Avoidant attachment style
Adults with an avoidant-dismissive insecure attachment style are the opposite of those who are ambivalent or anxious-preoccupied. Instead of craving intimacy, they’re so wary of closeness they try to avoid emotional connection with others. They’d instead not rely on others or have others rely on them.
How avoidant attachment style affects adult relationships
As someone with an avoidant-dismissive attachment style, you tend to find it challenging to tolerate emotional intimacy. You value your independence and freedom to the point where you can feel uncomfortable, even stifled by intimacy and closeness in a romantic relationship. You’re an independent person, content to care for yourself, and don’t feel you need others.
Disorganized/disoriented attachment style
Disorganized/disoriented attachment, also referred to as fearful-avoidant attachment, stems from intense fear, often as a result of childhood trauma, neglect, or abuse.
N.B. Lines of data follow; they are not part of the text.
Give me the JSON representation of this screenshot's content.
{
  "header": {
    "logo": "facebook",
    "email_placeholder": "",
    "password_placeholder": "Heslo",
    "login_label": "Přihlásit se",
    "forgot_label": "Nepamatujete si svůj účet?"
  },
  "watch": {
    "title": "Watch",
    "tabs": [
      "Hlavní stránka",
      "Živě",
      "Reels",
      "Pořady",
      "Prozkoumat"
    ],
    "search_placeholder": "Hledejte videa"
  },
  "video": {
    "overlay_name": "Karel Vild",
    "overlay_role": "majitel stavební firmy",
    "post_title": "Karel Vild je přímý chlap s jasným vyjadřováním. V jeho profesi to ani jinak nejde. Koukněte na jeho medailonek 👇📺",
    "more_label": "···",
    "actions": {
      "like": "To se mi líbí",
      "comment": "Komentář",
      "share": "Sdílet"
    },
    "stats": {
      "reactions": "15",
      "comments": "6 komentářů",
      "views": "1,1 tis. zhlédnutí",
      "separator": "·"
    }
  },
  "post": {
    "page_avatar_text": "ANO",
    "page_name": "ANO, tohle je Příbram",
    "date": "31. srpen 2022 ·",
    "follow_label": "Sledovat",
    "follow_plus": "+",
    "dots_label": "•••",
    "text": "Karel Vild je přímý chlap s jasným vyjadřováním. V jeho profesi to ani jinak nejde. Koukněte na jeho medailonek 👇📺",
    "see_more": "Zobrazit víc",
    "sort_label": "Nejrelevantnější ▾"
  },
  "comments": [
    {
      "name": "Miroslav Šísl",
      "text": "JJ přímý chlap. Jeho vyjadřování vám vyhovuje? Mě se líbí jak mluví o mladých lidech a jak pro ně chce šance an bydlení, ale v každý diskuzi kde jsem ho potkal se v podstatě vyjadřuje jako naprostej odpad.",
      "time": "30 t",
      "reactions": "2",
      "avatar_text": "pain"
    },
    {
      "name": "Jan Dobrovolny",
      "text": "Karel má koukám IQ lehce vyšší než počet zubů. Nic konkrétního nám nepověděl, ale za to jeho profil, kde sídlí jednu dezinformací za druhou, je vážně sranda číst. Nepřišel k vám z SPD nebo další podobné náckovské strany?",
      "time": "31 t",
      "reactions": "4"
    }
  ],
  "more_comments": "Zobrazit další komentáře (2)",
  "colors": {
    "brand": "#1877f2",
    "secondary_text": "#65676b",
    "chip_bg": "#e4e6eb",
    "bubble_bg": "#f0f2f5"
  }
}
Adults with this insecure attachment style tend to feel they don’t deserve love or closeness in a relationship.
Tips To Transition To A More Secure Attachment Style
1. Improve your nonverbal communication skills.
One of the most important lessons gleaned from attachment theory is that adult relationships, just like the first relationship with your primary caregiver, depend on their success in nonverbal forms of communication. Even though you may not be aware of it, when you interact with others, you continuously give and receive wordless signals via the gestures you make, your posture, how much eye contact you make, and the like. These nonverbal cues send strong messages about what you feel. Take the help of a trained relationship counselor to better your life skills.
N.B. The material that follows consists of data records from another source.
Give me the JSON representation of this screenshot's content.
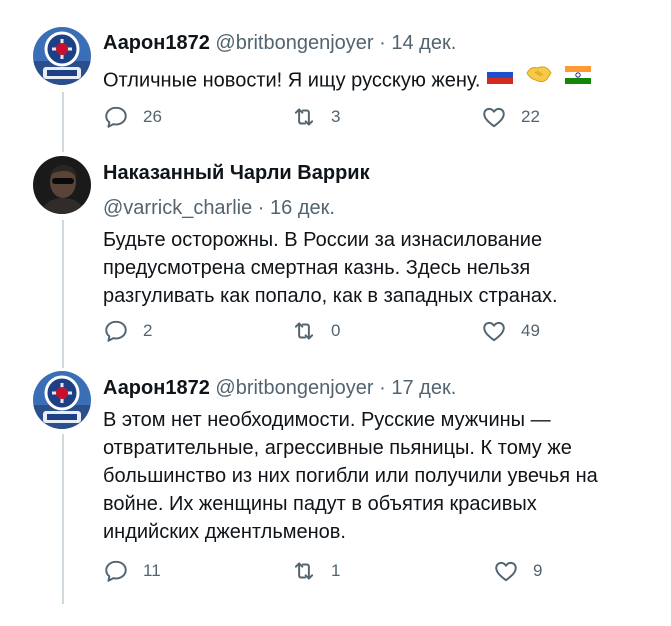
{
  "tweets": [
    {
      "display_name": "Аарон1872",
      "handle": "@britbongenjoyer",
      "dot": "·",
      "date": "14 дек.",
      "text": "Отличные новости! Я ищу русскую жену.",
      "emojis": [
        "flag-russia-icon",
        "handshake-icon",
        "flag-india-icon"
      ],
      "replies": "26",
      "retweets": "3",
      "likes": "22"
    },
    {
      "display_name": "Наказанный Чарли Варрик",
      "handle": "@varrick_charlie",
      "dot": "·",
      "date": "16 дек.",
      "text_lines": [
        "Будьте осторожны. В России за изнасилование",
        "предусмотрена смертная казнь. Здесь нельзя",
        "разгуливать как попало, как в западных странах."
      ],
      "replies": "2",
      "retweets": "0",
      "likes": "49"
    },
    {
      "display_name": "Аарон1872",
      "handle": "@britbongenjoyer",
      "dot": "·",
      "date": "17 дек.",
      "text_lines": [
        "В этом нет необходимости. Русские мужчины —",
        "отвратительные, агрессивные пьяницы. К тому же",
        "большинство из них погибли или получили увечья на",
        "войне. Их женщины падут в объятия красивых",
        "индийских джентльменов."
      ],
      "replies": "11",
      "retweets": "1",
      "likes": "9"
    }
  ],
  "colors": {
    "text": "#0f1419",
    "secondary": "#536471",
    "thread_line": "#cfd9de"
  }
}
2. Boost your emotional intelligence.
Emotional intelligence (otherwise known as emotional quotient or EQ) is the ability to understand, use, and manage your own emotions in positive ways to empathize with your partner, communicate more effectively, and deal with conflict in a healthier way. As well as helping to improve how well you read and use nonverbal communication, building emotional intelligence can help strengthen a romantic relationship. By understanding your emotions and how to control them, you’ll be better able to express your needs and feelings to your partner, as well as understand how your partner is feeling.
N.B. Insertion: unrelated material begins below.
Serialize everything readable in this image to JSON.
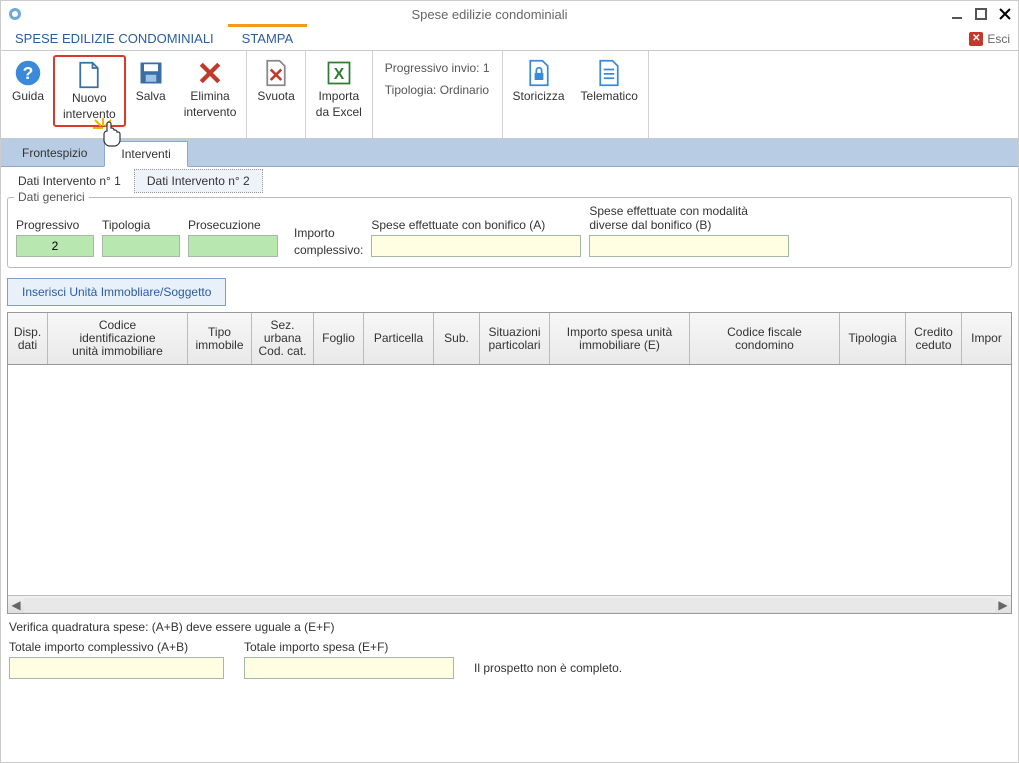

If you are wondering how you find your attachment style, there is no shortage of information and trusted sources to help you. Some websites and quizzes help you determine your attachment style by analyzing your upbringing and relationships. But tread your paths carefully and make sure it is from a valid source, and of course, there are always trained professionals who can guide you in the right direction.
And if you are a parent or parent-to-be, strive to be available for them — emotionally and physically — and you can stimulate the secure attachment that directs to the wholesomest demeanors in adulthood. Because parenting is about sculpting a future for your child, don’t worry if you don’t always get it right. And if you feel that you’d like to work toward changing your attachment style, remember that nothing is carved in stone. Working with a trained therapist on patterns of insecure behaviors would potentially be the most beneficial way to earn secure attachment. Attachment security doesn’t have to be a distant dream or unachievable wish: You can achieve a secure attachment style through psychoeducation, self-awareness, and self-growth.